Marc Andreessen on net neutrality

So, I think the net neutrality issue is very difficult. I think it’s a lose-lose. It’s a good idea in theory because it basically appeals to this very powerful idea of permissionless innovation. But at the same time, I think that a pure net neutrality view is difficult to sustain if you also want to have continued investment in broadband networks. If you’re a large telco right now, you spend on the order of $20 billion a year on capex. You need to know how you’re going to get a return on that investment. If you have these pure net neutrality rules where you can never charge a company like Netflix anything, you’re not ever going to get a return on continued network investment — which means you’ll stop investing in the network. And I would not want to be sitting here 10 or 20 years from now with the same broadband speeds we’re getting today. So the challenge, I think, is to accommodate both of those goals, which is a very difficult thing to do.

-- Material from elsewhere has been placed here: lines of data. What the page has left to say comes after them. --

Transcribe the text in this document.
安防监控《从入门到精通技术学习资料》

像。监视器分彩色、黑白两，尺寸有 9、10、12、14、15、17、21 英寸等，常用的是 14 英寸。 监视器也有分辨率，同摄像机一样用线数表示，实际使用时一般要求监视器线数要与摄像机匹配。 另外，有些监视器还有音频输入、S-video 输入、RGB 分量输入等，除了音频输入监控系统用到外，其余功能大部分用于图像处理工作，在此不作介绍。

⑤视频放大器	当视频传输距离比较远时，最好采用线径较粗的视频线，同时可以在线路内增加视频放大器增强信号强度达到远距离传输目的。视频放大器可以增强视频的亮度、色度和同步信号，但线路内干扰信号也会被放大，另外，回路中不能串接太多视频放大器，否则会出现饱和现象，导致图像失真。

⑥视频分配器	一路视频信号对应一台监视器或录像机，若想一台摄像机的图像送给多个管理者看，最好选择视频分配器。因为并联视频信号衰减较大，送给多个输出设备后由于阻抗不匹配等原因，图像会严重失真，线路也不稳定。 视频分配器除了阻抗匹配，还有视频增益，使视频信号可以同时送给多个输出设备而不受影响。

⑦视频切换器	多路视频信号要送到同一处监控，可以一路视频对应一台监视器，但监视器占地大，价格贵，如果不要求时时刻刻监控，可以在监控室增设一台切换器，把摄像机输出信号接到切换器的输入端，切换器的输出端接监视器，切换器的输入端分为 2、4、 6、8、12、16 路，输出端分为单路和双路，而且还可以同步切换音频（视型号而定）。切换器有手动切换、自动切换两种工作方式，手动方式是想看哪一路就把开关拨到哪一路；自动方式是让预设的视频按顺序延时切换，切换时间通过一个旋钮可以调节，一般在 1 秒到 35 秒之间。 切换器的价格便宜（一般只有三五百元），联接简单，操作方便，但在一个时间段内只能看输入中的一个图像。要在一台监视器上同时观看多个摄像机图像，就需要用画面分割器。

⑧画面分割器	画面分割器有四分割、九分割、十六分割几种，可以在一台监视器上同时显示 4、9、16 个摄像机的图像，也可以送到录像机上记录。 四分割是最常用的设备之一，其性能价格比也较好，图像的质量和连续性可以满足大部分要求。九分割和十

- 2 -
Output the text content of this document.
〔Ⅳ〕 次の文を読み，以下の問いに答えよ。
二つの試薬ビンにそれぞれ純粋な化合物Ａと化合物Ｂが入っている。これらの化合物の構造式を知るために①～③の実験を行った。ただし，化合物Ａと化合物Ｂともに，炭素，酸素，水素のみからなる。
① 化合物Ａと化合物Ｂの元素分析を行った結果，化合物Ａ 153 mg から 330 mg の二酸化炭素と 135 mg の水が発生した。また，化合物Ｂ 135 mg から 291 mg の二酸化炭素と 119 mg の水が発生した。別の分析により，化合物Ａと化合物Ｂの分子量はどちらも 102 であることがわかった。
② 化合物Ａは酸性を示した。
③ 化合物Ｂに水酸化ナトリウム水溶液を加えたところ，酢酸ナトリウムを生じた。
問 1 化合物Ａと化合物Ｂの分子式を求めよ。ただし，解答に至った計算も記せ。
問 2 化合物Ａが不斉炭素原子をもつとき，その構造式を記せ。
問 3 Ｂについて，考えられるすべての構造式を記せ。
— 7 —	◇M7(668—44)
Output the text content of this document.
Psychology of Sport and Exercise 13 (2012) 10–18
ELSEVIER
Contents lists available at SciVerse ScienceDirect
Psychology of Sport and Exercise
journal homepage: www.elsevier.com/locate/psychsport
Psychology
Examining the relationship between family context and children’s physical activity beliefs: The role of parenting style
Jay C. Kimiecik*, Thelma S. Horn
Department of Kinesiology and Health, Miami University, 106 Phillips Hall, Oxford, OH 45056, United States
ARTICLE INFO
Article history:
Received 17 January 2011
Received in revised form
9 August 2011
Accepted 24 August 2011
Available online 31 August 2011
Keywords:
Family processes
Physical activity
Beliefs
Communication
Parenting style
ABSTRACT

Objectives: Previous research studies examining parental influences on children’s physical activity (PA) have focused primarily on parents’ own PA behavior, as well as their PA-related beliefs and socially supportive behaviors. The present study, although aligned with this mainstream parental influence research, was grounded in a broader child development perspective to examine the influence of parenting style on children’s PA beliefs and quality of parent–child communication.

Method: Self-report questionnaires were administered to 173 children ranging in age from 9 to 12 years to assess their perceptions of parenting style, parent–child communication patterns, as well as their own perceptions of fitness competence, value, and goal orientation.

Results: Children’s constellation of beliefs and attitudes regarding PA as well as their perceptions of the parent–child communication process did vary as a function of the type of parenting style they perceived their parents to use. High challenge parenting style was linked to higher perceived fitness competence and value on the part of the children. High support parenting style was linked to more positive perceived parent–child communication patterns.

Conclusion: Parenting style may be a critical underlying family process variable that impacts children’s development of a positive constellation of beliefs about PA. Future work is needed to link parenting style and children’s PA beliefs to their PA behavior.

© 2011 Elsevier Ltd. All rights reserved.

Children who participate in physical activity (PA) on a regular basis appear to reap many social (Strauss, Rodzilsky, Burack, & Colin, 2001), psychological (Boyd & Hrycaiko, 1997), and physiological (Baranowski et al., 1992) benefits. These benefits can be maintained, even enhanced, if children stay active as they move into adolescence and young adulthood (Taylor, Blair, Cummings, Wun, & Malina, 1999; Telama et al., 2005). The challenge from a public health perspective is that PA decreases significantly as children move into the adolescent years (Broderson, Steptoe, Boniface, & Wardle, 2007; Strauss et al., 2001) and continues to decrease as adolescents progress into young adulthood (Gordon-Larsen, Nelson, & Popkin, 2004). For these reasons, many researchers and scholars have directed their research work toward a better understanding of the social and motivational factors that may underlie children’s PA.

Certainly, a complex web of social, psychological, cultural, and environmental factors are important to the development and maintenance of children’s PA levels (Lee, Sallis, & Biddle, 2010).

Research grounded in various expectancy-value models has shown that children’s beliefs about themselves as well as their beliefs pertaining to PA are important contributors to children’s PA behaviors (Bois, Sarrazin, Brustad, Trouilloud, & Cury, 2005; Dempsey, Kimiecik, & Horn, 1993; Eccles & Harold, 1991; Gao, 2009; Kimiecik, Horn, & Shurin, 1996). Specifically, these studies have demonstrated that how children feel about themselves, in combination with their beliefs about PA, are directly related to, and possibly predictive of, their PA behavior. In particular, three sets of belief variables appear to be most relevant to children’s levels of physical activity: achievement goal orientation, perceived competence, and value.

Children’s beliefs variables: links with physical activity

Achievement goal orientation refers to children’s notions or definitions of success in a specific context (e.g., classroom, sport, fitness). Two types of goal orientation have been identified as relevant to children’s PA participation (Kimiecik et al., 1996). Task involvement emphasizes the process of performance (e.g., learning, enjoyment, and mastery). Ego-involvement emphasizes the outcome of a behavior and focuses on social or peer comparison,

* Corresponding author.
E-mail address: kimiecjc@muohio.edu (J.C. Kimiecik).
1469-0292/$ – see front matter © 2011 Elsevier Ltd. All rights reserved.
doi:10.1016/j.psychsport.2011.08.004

And I don’t envy the FCC and the complexity of what they’re trying to do.

The ultimate answer would be if you had three or four or five broadband providers to every house. And I think you actually have the potential for that depending on how things play out from here. You’ve got the cable companies; you’ve got the telcos. Google Fiber is expanding very fast, and I think it’s going to be a very serious nationwide and maybe ultimately worldwide effort. I think that’s going to be a much bigger scale in five years.

So, you can imagine a world in which there are five competitors to every home for broadband: telcos, cable, Google Fiber, mobile carriers and unlicensed spectrum. In that world, net neutrality is a much less central issue, because if you’ve got competition, if one of your providers started to screw with you, you’d just switch to another one of your providers.